Genau um 6.09 heute morgen bin ich wieder vom Pupsgeräusch wachgeworden. Wie jeden Morgen. Das Geräusch mache ich natürlich nicht selber, sondern es kommt aus meinem Handy. Als Weckton. Mein Kumpel Otis hat ihn mir geschenkt – zum Geburtstag. Er hat gesagt, dass er es total lustig findet, wenn man morgens so geweckt wird. Und das finde ich auch.

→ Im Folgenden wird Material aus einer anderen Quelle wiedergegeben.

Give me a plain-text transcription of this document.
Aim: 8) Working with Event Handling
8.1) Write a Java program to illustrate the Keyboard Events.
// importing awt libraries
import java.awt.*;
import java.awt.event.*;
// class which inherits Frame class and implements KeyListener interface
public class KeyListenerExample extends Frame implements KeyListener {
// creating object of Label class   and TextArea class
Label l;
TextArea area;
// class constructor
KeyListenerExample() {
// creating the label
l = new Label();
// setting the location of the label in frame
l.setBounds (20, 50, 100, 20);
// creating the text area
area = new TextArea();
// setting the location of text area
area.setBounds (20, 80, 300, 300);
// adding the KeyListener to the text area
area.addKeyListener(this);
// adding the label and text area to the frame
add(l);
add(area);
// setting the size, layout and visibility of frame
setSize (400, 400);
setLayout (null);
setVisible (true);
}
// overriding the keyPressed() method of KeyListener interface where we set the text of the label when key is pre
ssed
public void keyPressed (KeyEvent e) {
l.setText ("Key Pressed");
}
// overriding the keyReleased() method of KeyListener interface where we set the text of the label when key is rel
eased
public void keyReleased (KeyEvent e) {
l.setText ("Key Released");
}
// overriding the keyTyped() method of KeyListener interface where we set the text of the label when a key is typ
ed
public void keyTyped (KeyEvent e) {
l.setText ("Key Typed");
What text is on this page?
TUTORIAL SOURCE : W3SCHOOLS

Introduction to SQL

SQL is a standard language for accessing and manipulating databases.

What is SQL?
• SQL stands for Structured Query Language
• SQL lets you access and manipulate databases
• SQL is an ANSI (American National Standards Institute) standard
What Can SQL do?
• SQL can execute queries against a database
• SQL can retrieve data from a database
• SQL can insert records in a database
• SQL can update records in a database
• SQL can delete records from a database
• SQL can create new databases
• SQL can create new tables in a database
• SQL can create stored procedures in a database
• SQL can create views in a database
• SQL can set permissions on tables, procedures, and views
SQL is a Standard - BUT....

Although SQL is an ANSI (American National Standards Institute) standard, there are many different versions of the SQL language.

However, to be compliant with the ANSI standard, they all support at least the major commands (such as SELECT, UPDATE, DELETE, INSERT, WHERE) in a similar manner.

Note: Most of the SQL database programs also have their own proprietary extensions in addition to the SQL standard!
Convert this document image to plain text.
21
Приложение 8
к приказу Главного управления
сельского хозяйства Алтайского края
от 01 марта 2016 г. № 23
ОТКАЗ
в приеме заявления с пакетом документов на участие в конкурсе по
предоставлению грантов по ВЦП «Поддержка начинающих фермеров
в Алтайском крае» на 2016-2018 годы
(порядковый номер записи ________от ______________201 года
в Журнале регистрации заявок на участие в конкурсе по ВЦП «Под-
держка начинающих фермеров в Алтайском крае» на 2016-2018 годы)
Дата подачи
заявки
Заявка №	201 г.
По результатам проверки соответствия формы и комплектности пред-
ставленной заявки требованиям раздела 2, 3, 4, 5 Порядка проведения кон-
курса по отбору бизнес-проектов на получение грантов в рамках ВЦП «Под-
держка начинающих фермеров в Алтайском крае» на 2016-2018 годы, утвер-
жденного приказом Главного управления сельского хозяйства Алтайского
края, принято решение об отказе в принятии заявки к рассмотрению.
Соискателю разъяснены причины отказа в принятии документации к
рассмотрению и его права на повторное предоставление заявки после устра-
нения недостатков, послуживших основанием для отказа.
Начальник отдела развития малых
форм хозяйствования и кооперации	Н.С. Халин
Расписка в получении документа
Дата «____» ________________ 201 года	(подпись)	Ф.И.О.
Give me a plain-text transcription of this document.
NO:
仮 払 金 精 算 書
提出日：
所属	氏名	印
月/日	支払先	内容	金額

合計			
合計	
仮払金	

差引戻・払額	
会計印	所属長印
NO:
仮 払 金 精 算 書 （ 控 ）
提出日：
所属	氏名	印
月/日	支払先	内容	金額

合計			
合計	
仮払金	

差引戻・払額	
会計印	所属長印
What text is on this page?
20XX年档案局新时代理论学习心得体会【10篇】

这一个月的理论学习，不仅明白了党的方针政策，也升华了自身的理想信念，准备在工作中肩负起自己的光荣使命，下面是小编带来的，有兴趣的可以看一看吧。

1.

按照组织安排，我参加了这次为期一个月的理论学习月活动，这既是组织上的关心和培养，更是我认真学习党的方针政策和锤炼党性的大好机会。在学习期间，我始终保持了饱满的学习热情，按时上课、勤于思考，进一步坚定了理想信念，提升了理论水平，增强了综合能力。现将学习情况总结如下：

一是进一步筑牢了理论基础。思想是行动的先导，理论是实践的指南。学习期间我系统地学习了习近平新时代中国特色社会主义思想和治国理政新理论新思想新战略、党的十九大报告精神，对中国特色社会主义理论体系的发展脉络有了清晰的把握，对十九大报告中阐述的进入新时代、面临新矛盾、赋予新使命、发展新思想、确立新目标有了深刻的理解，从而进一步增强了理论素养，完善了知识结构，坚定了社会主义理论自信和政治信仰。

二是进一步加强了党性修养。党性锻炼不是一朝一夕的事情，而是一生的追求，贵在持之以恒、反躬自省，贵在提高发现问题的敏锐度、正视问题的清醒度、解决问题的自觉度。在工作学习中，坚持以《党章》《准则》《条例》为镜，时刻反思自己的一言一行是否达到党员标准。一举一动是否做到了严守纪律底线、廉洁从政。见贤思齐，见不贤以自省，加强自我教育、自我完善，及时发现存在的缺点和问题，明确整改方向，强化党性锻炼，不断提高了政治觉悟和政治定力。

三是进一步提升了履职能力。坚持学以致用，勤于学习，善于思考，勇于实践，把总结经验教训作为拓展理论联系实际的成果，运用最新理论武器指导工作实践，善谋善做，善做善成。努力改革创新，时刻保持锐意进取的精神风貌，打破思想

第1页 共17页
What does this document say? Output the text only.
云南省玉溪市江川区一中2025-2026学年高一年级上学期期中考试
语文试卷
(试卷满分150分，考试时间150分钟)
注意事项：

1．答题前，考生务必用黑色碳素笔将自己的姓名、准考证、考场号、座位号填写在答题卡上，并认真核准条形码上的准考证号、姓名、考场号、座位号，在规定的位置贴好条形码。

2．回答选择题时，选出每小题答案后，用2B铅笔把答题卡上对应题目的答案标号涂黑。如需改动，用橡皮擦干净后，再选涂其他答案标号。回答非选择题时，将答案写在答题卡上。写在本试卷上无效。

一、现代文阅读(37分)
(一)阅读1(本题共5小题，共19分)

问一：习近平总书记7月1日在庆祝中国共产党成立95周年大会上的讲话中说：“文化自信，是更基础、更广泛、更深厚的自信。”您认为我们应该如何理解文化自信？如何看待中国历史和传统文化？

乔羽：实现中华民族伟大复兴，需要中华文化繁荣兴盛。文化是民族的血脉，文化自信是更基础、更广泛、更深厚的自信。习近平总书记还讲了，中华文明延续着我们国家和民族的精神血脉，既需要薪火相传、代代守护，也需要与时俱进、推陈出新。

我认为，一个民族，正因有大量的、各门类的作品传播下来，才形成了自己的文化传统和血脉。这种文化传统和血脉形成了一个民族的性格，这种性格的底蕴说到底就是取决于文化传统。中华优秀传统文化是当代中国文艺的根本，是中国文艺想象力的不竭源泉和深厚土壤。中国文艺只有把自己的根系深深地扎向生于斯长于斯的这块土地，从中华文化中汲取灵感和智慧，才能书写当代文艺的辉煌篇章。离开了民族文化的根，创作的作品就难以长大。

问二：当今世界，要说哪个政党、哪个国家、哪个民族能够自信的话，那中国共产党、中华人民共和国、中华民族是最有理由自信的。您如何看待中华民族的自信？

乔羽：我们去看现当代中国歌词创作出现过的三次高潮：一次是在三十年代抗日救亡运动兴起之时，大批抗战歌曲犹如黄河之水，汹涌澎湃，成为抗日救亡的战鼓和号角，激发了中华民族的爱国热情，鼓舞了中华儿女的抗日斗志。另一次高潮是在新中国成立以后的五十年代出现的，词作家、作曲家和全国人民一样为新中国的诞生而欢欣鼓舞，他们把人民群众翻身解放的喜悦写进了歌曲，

Meine Mama findet das nicht. Sie sagt, es ist eklig, aber sie muss es ja morgens nicht anhören, oder? Mein Papa, der Professor an einer Universität ist, sagt, mein Humor ist kapriziös. Er sagt immer so komplizierte Sachen, die kein Mensch versteht. Das meiste, was er so erzählt, muss ich immer googeln. Ich könnte ihn natürlich auch einfach fragen, aber dann müsste ich ihn dauernd irgendwas fragen, und dann wäre er bestimmt genervt und würde noch öfter eine Migräne kriegen als sonst schon.

Ich wollte das Wort auch mal googeln, aber Google kannte es nicht. Das fand ich merkwürdig. Kann es sein, dass Papa einfach Wörter erfindet, die es nicht gibt, um damit anzugeben? Hoffentlich haben das seine Studenten noch nicht bemerkt, denn dann könnte er viel Ärger bekommen, wenn die merken, dass er ihnen Sachen erzählt, die es gar nicht gibt.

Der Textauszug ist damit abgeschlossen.